Capítulo 426
O Extra é um Gênio!?
A manhã do dia da partida nasceu silenciosa na propriedade Thorne. Nuvens de névoa permaneciam nos jardins e nas pedras rachadas do pátio, borrando os vestígios dos danos deixados pela batalha. Servos agitavam-se entre as carruagens, carregando malas e suprimentos ao ritmo marcado pelos cascos e comandos agudos.
Noel estava próximo ao portão. Observava Elyra, Selene e Elena conversando pela última vez com Seraphina antes de partirem. As três meninas pareciam cansadas, mas cada uma pronta para retornar à academia, a algo que se parecia com uma vida normal.
Elyra se virou na direção dele com seu sorriso habitual. "Tente não causar confusão enquanto estivermos fora, OK?"
Noel lançou um sorriso discreto. "Promessas, ninguém faz."
Selene acenou com a cabeça em silêncio. "Até logo em Valon."
Elena ajustou sua bolsa, com um tom mais gentil. "Cuide bem dela, Noel."

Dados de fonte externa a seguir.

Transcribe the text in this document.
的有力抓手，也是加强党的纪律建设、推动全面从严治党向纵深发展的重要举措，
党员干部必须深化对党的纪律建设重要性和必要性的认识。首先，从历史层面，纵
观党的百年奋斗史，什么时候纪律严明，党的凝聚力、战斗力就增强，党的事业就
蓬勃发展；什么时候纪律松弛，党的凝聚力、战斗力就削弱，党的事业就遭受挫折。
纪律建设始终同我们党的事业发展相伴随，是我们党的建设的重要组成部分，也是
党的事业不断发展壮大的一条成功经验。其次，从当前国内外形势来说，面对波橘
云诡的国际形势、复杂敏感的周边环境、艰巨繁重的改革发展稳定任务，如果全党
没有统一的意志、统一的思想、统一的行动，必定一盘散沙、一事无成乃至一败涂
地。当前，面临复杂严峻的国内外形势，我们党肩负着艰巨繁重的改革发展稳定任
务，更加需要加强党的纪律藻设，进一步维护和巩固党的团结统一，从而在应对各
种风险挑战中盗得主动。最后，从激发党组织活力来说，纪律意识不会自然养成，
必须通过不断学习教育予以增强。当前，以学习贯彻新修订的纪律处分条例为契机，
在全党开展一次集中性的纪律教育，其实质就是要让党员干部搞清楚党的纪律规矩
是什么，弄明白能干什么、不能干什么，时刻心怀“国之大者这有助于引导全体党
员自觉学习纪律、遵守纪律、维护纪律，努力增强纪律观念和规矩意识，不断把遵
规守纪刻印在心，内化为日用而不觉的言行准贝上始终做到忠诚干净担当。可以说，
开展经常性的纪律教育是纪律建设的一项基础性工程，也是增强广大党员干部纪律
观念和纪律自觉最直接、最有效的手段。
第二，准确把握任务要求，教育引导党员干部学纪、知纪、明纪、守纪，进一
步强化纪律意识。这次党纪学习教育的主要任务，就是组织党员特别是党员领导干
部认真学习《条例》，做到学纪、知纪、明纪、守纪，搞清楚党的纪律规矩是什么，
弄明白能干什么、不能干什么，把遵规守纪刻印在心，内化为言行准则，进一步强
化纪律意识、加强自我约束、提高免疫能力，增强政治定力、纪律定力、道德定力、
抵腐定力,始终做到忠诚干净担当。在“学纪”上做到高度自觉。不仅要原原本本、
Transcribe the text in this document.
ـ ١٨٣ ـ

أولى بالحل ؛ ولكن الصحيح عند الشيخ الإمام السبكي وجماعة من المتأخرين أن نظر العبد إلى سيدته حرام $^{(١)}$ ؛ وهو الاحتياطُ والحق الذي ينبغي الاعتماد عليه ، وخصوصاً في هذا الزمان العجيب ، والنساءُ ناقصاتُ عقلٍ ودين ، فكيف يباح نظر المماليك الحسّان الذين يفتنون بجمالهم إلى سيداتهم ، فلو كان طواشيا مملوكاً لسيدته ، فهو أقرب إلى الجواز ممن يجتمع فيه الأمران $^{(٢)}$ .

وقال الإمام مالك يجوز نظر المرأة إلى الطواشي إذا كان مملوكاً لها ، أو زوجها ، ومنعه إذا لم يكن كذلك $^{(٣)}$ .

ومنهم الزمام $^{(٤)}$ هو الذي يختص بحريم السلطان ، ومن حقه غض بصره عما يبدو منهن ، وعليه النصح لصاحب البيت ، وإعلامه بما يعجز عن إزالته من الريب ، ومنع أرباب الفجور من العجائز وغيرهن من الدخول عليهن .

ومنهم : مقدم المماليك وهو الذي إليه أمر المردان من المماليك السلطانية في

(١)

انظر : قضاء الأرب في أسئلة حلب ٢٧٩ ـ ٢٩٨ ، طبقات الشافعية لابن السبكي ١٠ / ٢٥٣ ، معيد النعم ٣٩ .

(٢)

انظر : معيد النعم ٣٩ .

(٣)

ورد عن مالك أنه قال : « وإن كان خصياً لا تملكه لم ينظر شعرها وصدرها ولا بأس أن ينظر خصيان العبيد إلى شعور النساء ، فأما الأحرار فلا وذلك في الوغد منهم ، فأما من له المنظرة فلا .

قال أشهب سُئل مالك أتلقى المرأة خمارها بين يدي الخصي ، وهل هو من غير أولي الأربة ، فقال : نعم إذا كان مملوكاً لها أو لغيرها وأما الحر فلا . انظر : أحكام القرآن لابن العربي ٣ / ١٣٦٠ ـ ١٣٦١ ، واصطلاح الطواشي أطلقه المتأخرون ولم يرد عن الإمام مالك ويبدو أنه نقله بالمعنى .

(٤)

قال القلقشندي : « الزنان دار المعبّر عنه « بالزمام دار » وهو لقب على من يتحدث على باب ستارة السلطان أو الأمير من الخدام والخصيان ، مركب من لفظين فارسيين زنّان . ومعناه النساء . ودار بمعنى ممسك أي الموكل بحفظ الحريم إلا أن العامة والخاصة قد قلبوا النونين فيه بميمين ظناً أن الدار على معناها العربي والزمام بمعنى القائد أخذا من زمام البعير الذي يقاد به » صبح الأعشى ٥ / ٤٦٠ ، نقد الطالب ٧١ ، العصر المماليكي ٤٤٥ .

Ele não precisou perguntar quem ela queria dizer. Charlotte estava a alguns passos atrás, com o capuz puxado, a luz tênue refletindo os fios de seu cabelo rosa. Ela acenou uma vez para as demais, sorrindo levemente.
Seraphina supervisionava tudo com sua autoridade calma habitual. "O comboio real partirá dentro de uma hora", disse ela. "A segunda carruagem será sua,"—ela trocou olhares entre Noel e Charlotte—"e levará vocês diretamente a Valon, ao castelo."
Noel assentiu. "Entendido."
Quando as outras finalmente partiram, o pátio voltou a ficar silencioso—apenas o ranger suave das rodas e o farfalhar distante das folhas queimadas ao vento.
Charlotte exalou, com a voz baixa. "É estranho… vê-los partir."
"Sim," respondeu Noel, olhando na direção do horizonte onde as outras carruagens desapareceram. "Dói."
Ele abriu a porta para ela, e ela entrou. O interior era forrado com veludo azul profundo, o aroma de cedro e de pergaminho antigo permeando o ar. Noel entrou logo depois, e, ao fechar a porta, o barulho lá fora sumiu.
De repente, a carruagem começou a se mover, o ritmo dos cascos firme sob eles.
Charlotte encostou a cabeça na janela, observando a mansão Thorne ficar menor a cada giro da roda.
Noel recostou-se, soltando lentamente o ar. "Pois é," murmurou, com uma leve brincadeira na voz, "não tem mais volta."
Charlotte sorriu fracamente. "Não… acho que não."
O ritmo constante das rodas preenchia o silêncio entre eles, o balanço quase hipnótico. O olhar de Charlotte permanecia na janela, onde a floresta se transformava em manchas verdes e douradas ao longe. Noel sentou-se do lado oposto, a mão descansando de forma frouxa na empunhadura de Revenant Fang ao seu lado.
Após algum tempo, quebrou o silêncio. "É estranho, não é? Nicolas costumava nos alertar para sermos cuidadosos, e agora é ele quem vamos visitar."
A boca de Charlotte curvou-se suavemente. "Ele odiaria essa ironia."
Noel suspirou baixinho, seu tom ficando mais sério. "O Primeiro Pilar realmente prioritou mudar as coisas de novo. Primeiro Nicolas, agora o cristal. Mais um desastre esperando para acontecer." Ele pausou, percebendo o que tinha dito, e amaldiçoou baixinho. "Ah—desculpe, não queria tocar nesse assunto. Não na sua frente."
Noel coçou a nuca. "Você ficou quieta desde ontem. Meio cabisbaixa, sabe? Eu não quis lembrar você dele."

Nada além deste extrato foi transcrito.